Umm Samir sits in a Baghdad garden in the shade of two palm trees, worrying about the sons and grandchildren she left behind in Fallujah.
On a balmy spring evening, with the smell of freshly mown grass around her, her present refuge with relatives seems a world away from the nightmare city she left.
"It was the bombing, the constant bombing, and the children being so afraid, and the journey across the open desert to escape," she said when asked what was the worst thing about the week under siege.
Hundreds of families have driven out of Fallujah over the last two days, taking advantage of the ceasefire the Americans offered.
Families in Baghdad have provided food and money at mosques to help them, and many have taken refugees in.
The stories they tell have a theme: how the Americans used to be good when they first arrived in Fallujah, how arrogance and insensitivity gradually alienated people, and how now, under the pressure of so many deaths, almost everyone supports the resistance, the mujahidin.
Brigadier-General Mark Kimmitt, the US army spokesman, talked Sunday about getting Fallujah "back under Iraqi control," as though it was in foreign hands.
He accused the insurgents of using the population as "human shields." But, as the refugees tell it, the resistance is home-grown and mushrooming all the time.
"The mujahidin are our sons. I would become a mujahid myself. I can't bear to see Fallujah being bombed and do nothing about it. Even my older sister wants to join them," said Umm Samir, who is 62.
She is proud that her four sons all have college degrees -- a doctor, a road engineer, an agronomist and a psychologist.
"After the war we were very happy they had removed Saddam Hussein from power.

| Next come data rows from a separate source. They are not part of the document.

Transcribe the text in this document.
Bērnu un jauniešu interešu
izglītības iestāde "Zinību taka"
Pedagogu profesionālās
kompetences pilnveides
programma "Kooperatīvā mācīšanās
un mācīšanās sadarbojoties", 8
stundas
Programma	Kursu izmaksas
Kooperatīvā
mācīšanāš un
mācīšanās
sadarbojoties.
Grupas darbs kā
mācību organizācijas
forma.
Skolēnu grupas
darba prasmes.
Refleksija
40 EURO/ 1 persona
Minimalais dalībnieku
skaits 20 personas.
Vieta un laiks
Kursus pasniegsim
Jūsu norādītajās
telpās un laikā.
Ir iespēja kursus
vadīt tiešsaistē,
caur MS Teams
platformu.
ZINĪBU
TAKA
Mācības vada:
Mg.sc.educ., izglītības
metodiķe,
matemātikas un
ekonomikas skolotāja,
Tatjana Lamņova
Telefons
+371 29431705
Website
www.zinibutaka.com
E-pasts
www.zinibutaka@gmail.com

"Then they started to behave disrespectfully. Armored cars drove on the pavement. They began treating Iraqis as though we were beneath their feet. My doctor son was studying in the Czech republic and came back via Syria two months ago. There were about 20 US checkpoints on the road. They flung his papers around and when he said he was a doctor and should not be shouted at, they just swore," she said.

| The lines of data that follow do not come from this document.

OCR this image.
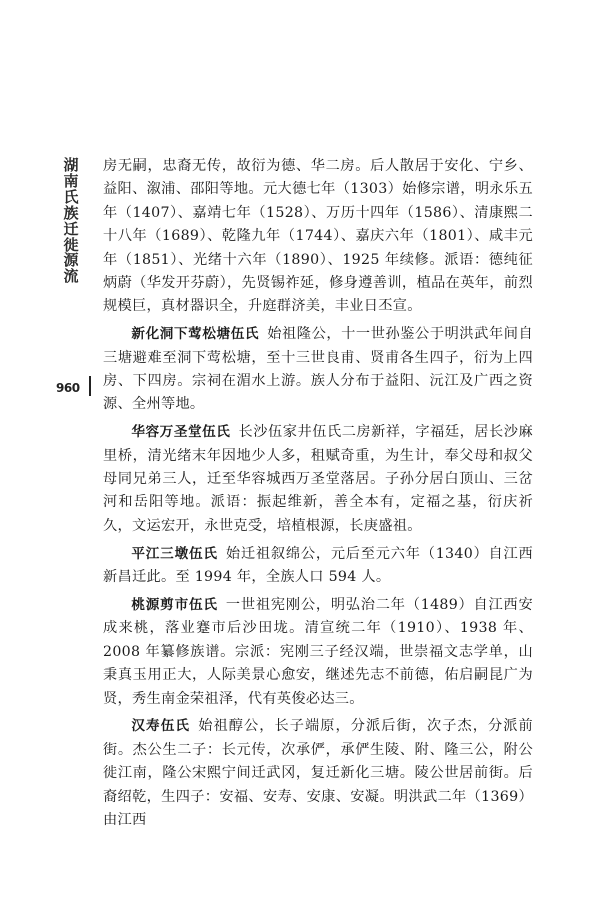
湖南氏族迁徙源流
960

房无嗣，忠裔无传，故衍为德、华二房。后人散居于安化、宁乡、益阳、溆浦、邵阳等地。元大德七年（1303）始修宗谱，明永乐五年（1407）、嘉靖七年（1528）、万历十四年（1586）、清康熙二十八年（1689）、乾隆九年（1744）、嘉庆六年（1801）、咸丰元年（1851）、光绪十六年（1890）、1925 年续修。派语：德纯征炳蔚（华发开芬蔚），先贤锡祚延，修身遵善训，植品在英年，前烈规模巨，真材器识全，升庭群济美，丰业日丕宣。

新化洞下莺松塘伍氏 始祖隆公，十一世孙鉴公于明洪武年间自三塘避难至洞下莺松塘，至十三世良甫、贤甫各生四子，衍为上四房、下四房。宗祠在湄水上游。族人分布于益阳、沅江及广西之资源、全州等地。

华容万圣堂伍氏 长沙伍家井伍氏二房新祥，字福廷，居长沙麻里桥，清光绪末年因地少人多，租赋奇重，为生计，奉父母和叔父母同兄弟三人，迁至华容城西万圣堂落居。子孙分居白顶山、三岔河和岳阳等地。派语：振起维新，善全本有，定福之基，衍庆祈久，文运宏开，永世克受，培植根源，长庚盛祖。

平江三墩伍氏 始迁祖叙绵公，元后至元六年（1340）自江西新昌迁此。至 1994 年，全族人口 594 人。

桃源剪市伍氏 一世祖宪刚公，明弘治二年（1489）自江西安成来桃，落业蹇市后沙田垅。清宣统二年（1910）、1938 年、2008 年纂修族谱。宗派：宪刚三子经汉端，世崇福文志学单，山秉真玉用正大，人际美景心愈安，继述先志不前德，佑启嗣昆广为贤，秀生南金荣祖泽，代有英俊必达三。

汉寿伍氏 始祖醇公，长子端原，分派后街，次子杰，分派前街。杰公生二子：长元传，次承俨，承俨生陵、附、隆三公，附公徙江南，隆公宋熙宁间迁武冈，复迁新化三塘。陵公世居前街。后裔绍乾，生四子：安福、安寿、安康、安凝。明洪武二年（1369）由江西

Ali, 28, the psychologist, explains how part of the family escaped Fallujah, crammed into two cars with his parents, his two sisters-in-law, their young children and a niece. They planned to join a convoy crossing a bridge on a back road controlled by the US Marines on Friday. Neither Ali nor his married brothers came because the troops were not allowing men of military age to leave.
"There was a terrible incident. One man in an Opel drove his wife and children to the bridge so they could walk over. As he drove back to town, an American sniper killed him," he said.